Children Robert Miles
30 July 2014, 10:18
One hundred years on and the names of those who gave their lives in the service of their country can still be seen on war memorials across Devon.
But now the stories behind some of those names can also be seen, thanks to the dedication of teams of local volunteers and historians and a website provided by Lord Clinton's Charitable Trust and Clinton Devon Estates, in association with the Fairlynch Museum in Budleigh Salterton.
Together they have produced www.devonremembers.co.uk - Honouring the 1914 Generation - a memorial to the men and women from the Estate's communities in East and North Devon who fell during World War One.

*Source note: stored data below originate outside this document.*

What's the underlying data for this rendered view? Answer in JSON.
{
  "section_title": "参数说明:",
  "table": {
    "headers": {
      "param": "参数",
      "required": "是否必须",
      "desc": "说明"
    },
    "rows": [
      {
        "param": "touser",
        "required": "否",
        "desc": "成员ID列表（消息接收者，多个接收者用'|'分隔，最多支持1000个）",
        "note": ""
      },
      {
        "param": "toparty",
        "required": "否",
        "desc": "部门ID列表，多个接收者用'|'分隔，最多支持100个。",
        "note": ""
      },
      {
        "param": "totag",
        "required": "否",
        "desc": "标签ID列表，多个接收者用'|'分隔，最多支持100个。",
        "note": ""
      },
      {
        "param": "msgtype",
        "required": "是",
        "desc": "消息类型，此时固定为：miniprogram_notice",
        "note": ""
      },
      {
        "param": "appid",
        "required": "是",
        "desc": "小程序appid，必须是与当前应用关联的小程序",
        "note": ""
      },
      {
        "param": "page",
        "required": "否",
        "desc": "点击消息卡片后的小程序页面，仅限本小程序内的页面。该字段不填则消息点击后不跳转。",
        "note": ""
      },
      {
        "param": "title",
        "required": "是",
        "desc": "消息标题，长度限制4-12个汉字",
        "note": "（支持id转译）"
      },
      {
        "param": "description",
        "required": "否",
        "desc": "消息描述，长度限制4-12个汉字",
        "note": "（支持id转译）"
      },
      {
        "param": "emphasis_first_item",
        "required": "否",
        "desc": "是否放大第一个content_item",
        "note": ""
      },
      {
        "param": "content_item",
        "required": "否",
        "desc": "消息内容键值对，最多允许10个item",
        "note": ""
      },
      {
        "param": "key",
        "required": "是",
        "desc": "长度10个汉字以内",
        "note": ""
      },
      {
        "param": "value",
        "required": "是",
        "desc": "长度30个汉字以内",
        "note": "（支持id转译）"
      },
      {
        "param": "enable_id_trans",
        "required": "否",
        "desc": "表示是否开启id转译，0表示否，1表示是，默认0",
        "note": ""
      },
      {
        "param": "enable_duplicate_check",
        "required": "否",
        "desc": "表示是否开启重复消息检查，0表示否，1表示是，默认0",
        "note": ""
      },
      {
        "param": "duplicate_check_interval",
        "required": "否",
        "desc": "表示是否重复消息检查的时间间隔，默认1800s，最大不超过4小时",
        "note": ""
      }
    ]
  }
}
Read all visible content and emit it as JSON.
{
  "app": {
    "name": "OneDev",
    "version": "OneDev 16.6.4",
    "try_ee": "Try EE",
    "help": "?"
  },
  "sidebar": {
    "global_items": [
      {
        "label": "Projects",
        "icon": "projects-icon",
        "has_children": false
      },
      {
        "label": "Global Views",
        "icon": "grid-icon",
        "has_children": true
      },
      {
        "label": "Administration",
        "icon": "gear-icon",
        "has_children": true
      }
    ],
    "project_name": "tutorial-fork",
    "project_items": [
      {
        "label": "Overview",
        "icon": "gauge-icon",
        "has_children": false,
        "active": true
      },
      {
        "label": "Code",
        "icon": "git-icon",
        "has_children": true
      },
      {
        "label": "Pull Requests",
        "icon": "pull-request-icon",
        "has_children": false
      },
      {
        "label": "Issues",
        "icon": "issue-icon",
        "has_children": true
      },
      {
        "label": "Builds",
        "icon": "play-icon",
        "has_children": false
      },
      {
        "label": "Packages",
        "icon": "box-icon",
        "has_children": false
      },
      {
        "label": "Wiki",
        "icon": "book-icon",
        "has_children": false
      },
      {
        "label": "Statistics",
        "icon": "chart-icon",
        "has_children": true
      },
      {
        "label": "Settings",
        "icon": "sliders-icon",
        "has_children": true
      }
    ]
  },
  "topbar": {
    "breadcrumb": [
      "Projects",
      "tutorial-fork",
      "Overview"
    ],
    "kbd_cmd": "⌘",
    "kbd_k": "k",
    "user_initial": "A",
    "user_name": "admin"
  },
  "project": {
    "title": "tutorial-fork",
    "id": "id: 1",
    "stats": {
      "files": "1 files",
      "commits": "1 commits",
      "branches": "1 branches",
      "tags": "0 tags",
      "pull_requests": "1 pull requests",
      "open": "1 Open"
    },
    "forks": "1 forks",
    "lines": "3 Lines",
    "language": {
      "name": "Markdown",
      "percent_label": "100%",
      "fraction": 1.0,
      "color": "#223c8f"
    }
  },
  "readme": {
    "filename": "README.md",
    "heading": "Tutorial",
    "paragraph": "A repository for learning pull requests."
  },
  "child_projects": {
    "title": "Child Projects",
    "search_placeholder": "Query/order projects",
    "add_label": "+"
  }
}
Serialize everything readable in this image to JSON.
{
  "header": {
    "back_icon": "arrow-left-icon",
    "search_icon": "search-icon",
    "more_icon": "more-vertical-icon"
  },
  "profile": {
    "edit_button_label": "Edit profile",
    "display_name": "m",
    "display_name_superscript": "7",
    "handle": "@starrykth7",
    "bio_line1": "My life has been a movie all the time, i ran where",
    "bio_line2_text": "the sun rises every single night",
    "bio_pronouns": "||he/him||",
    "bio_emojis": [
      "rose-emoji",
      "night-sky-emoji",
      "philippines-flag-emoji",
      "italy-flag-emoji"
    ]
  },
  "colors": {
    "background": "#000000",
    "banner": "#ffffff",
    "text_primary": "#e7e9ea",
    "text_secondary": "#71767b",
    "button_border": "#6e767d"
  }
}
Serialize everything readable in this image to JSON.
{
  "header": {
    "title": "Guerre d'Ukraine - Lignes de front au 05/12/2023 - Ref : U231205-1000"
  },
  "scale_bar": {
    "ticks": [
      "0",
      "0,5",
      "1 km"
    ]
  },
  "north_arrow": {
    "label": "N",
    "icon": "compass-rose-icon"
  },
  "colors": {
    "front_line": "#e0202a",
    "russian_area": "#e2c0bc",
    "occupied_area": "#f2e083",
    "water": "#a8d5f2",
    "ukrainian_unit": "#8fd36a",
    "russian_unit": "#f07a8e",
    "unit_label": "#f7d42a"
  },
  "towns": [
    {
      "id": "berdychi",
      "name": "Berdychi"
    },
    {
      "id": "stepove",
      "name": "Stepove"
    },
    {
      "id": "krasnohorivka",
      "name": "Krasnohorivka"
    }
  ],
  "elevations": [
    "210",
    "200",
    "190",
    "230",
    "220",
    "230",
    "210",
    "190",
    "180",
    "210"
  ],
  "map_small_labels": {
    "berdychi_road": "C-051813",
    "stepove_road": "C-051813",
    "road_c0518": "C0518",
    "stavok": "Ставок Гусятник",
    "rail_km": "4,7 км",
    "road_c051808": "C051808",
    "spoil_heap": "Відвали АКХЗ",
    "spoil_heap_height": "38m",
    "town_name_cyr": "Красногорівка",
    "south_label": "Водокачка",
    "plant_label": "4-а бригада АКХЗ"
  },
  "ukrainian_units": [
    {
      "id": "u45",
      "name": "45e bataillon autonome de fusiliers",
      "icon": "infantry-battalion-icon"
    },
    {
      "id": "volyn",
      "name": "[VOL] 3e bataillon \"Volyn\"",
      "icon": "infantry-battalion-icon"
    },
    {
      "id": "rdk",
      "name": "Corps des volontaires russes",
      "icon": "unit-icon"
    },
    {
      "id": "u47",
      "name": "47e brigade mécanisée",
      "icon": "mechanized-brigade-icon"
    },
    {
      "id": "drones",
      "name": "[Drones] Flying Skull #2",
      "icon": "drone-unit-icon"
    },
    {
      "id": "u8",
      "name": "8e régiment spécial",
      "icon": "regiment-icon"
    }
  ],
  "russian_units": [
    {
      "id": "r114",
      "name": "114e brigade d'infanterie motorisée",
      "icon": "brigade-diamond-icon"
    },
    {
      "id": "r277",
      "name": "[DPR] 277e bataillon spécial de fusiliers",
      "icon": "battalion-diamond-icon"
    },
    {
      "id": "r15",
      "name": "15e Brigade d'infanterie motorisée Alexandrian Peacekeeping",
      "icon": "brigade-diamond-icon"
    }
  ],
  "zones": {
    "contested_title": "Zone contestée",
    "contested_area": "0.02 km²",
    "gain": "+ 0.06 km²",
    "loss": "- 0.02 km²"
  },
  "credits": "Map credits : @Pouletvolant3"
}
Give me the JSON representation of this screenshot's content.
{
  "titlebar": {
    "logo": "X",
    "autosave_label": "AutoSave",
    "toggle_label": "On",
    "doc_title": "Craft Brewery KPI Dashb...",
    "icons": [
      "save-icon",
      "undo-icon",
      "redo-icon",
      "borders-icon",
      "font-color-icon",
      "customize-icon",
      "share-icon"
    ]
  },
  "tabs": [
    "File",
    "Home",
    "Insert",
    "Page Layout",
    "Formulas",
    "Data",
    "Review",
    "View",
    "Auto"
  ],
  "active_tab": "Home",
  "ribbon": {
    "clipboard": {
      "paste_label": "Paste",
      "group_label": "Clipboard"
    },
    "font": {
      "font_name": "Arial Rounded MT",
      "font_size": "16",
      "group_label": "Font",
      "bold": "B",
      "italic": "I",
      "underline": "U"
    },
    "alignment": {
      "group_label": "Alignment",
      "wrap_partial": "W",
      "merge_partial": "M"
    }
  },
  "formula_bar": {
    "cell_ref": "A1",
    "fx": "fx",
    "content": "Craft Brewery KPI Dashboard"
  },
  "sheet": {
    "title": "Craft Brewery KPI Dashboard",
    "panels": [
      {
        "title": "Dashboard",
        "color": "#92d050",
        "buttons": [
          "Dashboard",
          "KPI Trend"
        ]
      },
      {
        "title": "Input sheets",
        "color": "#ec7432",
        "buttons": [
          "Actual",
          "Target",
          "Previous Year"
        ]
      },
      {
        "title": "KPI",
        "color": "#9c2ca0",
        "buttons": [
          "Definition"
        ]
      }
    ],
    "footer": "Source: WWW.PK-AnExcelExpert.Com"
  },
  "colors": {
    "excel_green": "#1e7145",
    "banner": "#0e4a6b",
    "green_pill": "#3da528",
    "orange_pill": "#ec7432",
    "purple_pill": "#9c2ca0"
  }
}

The website lists the fallen from Budleigh Salterton, Colaton Raleigh, East Budleigh, Huish, Merton, Newton Poppleford and Otterton and, thanks to volunteers from these towns and villages, it tells as much as can be discovered about their lives, their families and their contributions to the war and to their communities.
Volunteers Sheila Jelley, Margaret Brett, Jane Bennett, John Haggar and John Hedderly worked on the communities in East Devon, while Philip Collins from Merton looked into the stories of those from North Devon.
Also revealed to the public for the first time is the wartime diary of the Honorable John Trefusis, who was to become the youngest Brigadier General of his day in the British Army.
Known to his troops as Jack Tre, he was a younger brother of the current Lord Clinton's grandfather.
Tragically he was killed by a sniper on the western Front in October 1915, aged 37, but his words live on in the form of the diary he kept from September 1914.
Other stories on the site tell of the struggle on the home front: of some of the women who worked at Budleigh Salterton's Voluntary Aid Detachment (VAD) hospital for injured servicemen, such as Commandant Harriett Barton who gave up her home in the town's West Hill to found the hospital.
People can add their own stories and photographs on the site, or by emailing firstname.lastname@example.org.
It is part of the wider Devon Remembers project being co-ordinated by Devon County Council.
See www.devonremembers.info for more on that project.